Along the lines of Cloud and High Performance Computing (HPC) Amazon pushes its web-services into research applications : “With Amazon Web Services businesses and researchers can easily fulfill their high performance computational requirements with the added benefit of ad-hoc provisioning and pay-as-you-go pricing.” The image above has a link to the tutorial on setting up a HPC environment in less than 10 minutes – demonstrating the setup of a 7-node virtual cluster and running a molecular dynamics simulation with CHARMM.
Similarly, the power of current many-core (>500 cores!) general-purpose graphics processing units (gpGPUs) can be awesome, of course the code has to be adjusted to take full advantage of the architecture. The release of the CUDA Toolkit 4.0 (Common Universal Device Architecture) in April simpliﬁed parallel programming already
and foreshadowed future CPU-GPU architectures. Think yesterdays beowulf-cluster shrunk to a single card that fits into your desktop machine. Depending on the application, GPUs seems to pack at least 10x the punch of a comparable CPU, for Amber this factor seems to be about 20x. NVidia has a test-drive of Amber available … Simulators, start your engines! Also there are a couple of standard Bioinformatics applications readily available for GPUs. Just last week, they announced “New NVIDIA Tesla GPU Smashes World Record in Scientific Computation“. Allegedly, this was achieved on only 4(!) GPUs – that fits into a midi-tower under the desk.

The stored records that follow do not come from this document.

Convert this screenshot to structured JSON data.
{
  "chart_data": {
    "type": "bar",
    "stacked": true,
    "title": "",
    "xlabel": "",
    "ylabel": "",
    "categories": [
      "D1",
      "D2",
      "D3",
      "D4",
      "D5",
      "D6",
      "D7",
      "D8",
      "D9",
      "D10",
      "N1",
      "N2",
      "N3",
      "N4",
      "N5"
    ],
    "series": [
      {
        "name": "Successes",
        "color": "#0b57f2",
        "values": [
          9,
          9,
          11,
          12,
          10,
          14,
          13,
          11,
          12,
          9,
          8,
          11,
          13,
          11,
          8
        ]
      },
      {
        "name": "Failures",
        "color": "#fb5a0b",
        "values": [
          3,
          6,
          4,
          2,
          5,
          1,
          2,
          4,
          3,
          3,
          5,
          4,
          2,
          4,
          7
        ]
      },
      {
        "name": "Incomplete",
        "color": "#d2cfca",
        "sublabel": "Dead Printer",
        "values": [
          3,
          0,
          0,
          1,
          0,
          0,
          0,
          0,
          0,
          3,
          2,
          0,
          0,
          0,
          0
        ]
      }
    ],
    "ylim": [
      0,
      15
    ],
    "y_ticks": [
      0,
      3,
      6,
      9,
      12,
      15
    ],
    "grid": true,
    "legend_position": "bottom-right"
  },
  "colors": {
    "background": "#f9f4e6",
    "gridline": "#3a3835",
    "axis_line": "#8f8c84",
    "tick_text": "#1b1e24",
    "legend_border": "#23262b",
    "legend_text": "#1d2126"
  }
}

Imagine if you’d stuff a full-height 19inch rack with these beasts – you’d not quite get to something like the Nebulae or Tianhe1A but definitely would land somewhere among the TOP500 Supercomputers in the world.
And finally in this category, also Googles App-Engine (GAE) is developing nicely, although I haven’t yet found a bioinformatics-related pet-project that would motivate me to test it more thoroughly. “App Engine enables your application to scale automatically without worrying about managing machines.“. Yep, that’s the spirit.